89th Legislature

SB 388

Overall Vote Recommendation
Vote No; Amend
Principle Criteria
Free Enterprise
Property Rights
Personal Responsibility
Limited Government
Individual Liberty
Digest
SB 388 modifies Section 39.9044 of the Texas Utilities Code to establish new state goals for electric generation capacity in the ERCOT power region. The bill mandates that 50% of all new electricity generation capacity installed after January 1, 2026, must come from dispatchable sources—energy generation that can be turned on or off as needed, such as natural gas, nuclear, or battery storage. This replaces the prior statute's preference for natural gas as the primary dispatchable resource.

To enforce this requirement, SB 388 directs the Public Utility Commission (PUC) to establish a dispatchable generation credit trading program. Under this system, power generators, municipal utilities, and electric cooperatives that do not directly own or contract dispatchable capacity must purchase credits to comply with the mandate. The commission is also required to set annual dispatchable generation targets and create performance standards for qualifying capacity.

The committee substitute for SB 388 retains the core objective of the originally filed bill—requiring that 50% of new electricity generation capacity in ERCOT after January 1, 2026, come from dispatchable sources. However, it makes several key modifications that broaden compliance options and adjust regulatory mechanisms.

One of the most significant changes is the expansion of the definition of dispatchable generation. The originally filed bill limited dispatchable generation to natural gas-powered sources, whereas the committee substitute removed this restriction, allowing for any technology that can reliably provide on-demand electricity, including battery storage, nuclear power, and other non-intermittent sources. Similarly, the dispatchable generation credit trading program has been modified to apply to all dispatchable sources instead of exclusively benefiting natural gas projects.

Another notable change is the immediate activation of the credit trading program. The original bill only required the program if dispatchable generation fell below 55% of new capacity, whereas the substitute removes this threshold, ensuring that compliance mechanisms are in place from the outset. Additionally, the committee substitute eliminates specific incentives for natural gas development, instead directing the Public Utility Commission (PUC) to set general performance standards for all dispatchable energy projects.

Finally, while both versions require ERCOT to track compliance and report annually, the committee substitute streamlines the credit retirement process to reduce administrative complexity. These changes make SB 388 more technology-neutral and adaptable to a broader range of energy solutions while still enforcing the state’s mandate for dispatchable generation.
Author
Phil King
Co-Author
Paul Bettencourt
Lois Kolkhorst
Fiscal Notes

The fiscal implications of SB 388 are minimal at the state level, according to the Legislative Budget Board (LBB) analysis. The LBB determined that no significant fiscal impact to the state is anticipated, and any administrative costs associated with implementing the bill could be absorbed using existing resources within the Public Utility Commission (PUC) and other relevant agencies​.

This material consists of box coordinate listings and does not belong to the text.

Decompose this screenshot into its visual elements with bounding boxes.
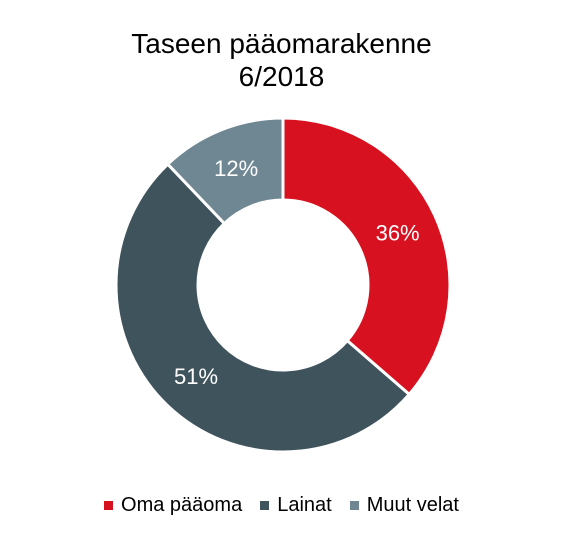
legend-item-muut-velat: Muut velat [349,494,459,517]
legend-label-muut-velat: Muut velat [366,494,459,516]
legend-item-lainat: Lainat [260,494,332,517]
legend-label-oma-paaoma: Oma pääoma [121,494,243,516]
data-label-muut-velat: 12% [214,156,258,181]
legend-swatch-muut-velat [349,501,359,510]
legend-swatch-oma-paaoma [104,501,114,510]
data-label-oma-paaoma: 36% [376,221,420,246]
legend-swatch-lainat [260,501,270,510]
chart-subtitle: 6/2018 [238,61,325,92]
chart-legend: Oma pääoma Lainat Muut velat [0,494,563,517]
chart-title-line1: Taseen pääomarakenne [131,28,432,59]
slice-lainat [114,162,412,454]
legend-label-lainat: Lainat [277,494,332,516]
slice-muut-velat [165,116,285,226]
data-label-lainat: 51% [174,364,218,389]
slice-oma-paaoma [281,116,452,397]
legend-item-oma-paaoma: Oma pääoma [104,494,242,517]
chart-title: Taseen pääomarakenne 6/2018 [0,27,563,93]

However, local government entities, particularly municipally owned utilities, and electric cooperatives, may experience financial impacts. The bill requires participation in a dispatchable generation credit trading program, which could increase compliance costs for utilities that do not already meet the dispatchable generation requirements. These entities may need to purchase credits or invest in new generation capacity, potentially leading to higher operational costs that could be passed down to ratepayers in affected municipalities.

Overall, while SB 388 does not impose a direct financial burden on the state, the cost implications for local utilities and electricity providers remain uncertain. If the credit trading market results in high compliance costs, electricity prices could rise, affecting residential and commercial consumers.

Vote Recommendation Notes

SB 388 represents a fundamentally flawed approach to addressing Texas' energy reliability challenges. While its stated goal—to ensure 50% of new electricity generation comes from dispatchable sources—is rooted in legitimate concerns about grid stability, the proposed credit trading system creates a new subsidy for dispatchable generation, adding more market distortions without addressing the underlying issues in Texas’ energy market. Instead of allowing free-market competition to determine the best energy mix, the bill picks winners and losers by mandating an artificial share of dispatchable energy while ignoring the root cause of the problem: federal and state renewable energy subsidies.

This bill builds on a failed policy model. Since 2000, Texas had a renewable energy credit (REC) trading program, which was eliminated last session because it distorted the market and was no longer needed. Likewise, the 2000 requirement that 50% of all new generation come from natural gas was never enforced and proved meaningless. Now, SB 388 replaces natural gas with dispatchable generation and adds an enforcement mechanism—the credit trading system—which only creates another costly subsidy program. This approach fails to recognize that dispatchable generation is already receiving billions of dollars annually in state and federal subsidies, further skewing the market and placing additional financial burdens on ratepayers.

Instead of trying to out-subsidize the federal government’s massive renewable energy incentives, the Texas Legislature should focus on eliminating state-level renewable subsidies and forcing renewable generators to bear the full costs of the reliability issues they create. Right now, renewable energy producers benefit from subsidies and favorable market rules that shift reliability costs onto other generators and consumers. If Texas wants a truly competitive and reliable electricity market, the solution is not more subsidies for dispatchable energy, but rather ending the unfair advantages given to renewables.

While SB 388 in its current form is a bad policy, amendments could improve it:

  • End all state-level renewable energy subsidies instead of trying to counteract them with dispatchable energy subsidies.
  • Require renewable energy generators to pay for the reliability costs they impose on the grid, ensuring all energy sources compete on a level playing field.
  • Remove the credit trading system, which adds unnecessary bureaucracy and costs rather than solving the root issue.

SB 388 is a misguided attempt to fix a problem that requires a different solution. Instead of subsidizing dispatchable energy to compensate for the market distortions caused by renewable subsidies, Texas should eliminate renewable energy handouts and force generators to bear their true costs. As such, Texas Policy Research recommends that lawmakers vote NO as the best course of action unless major amendments are made to shift the focus from more subsidies to actual free-market reforms.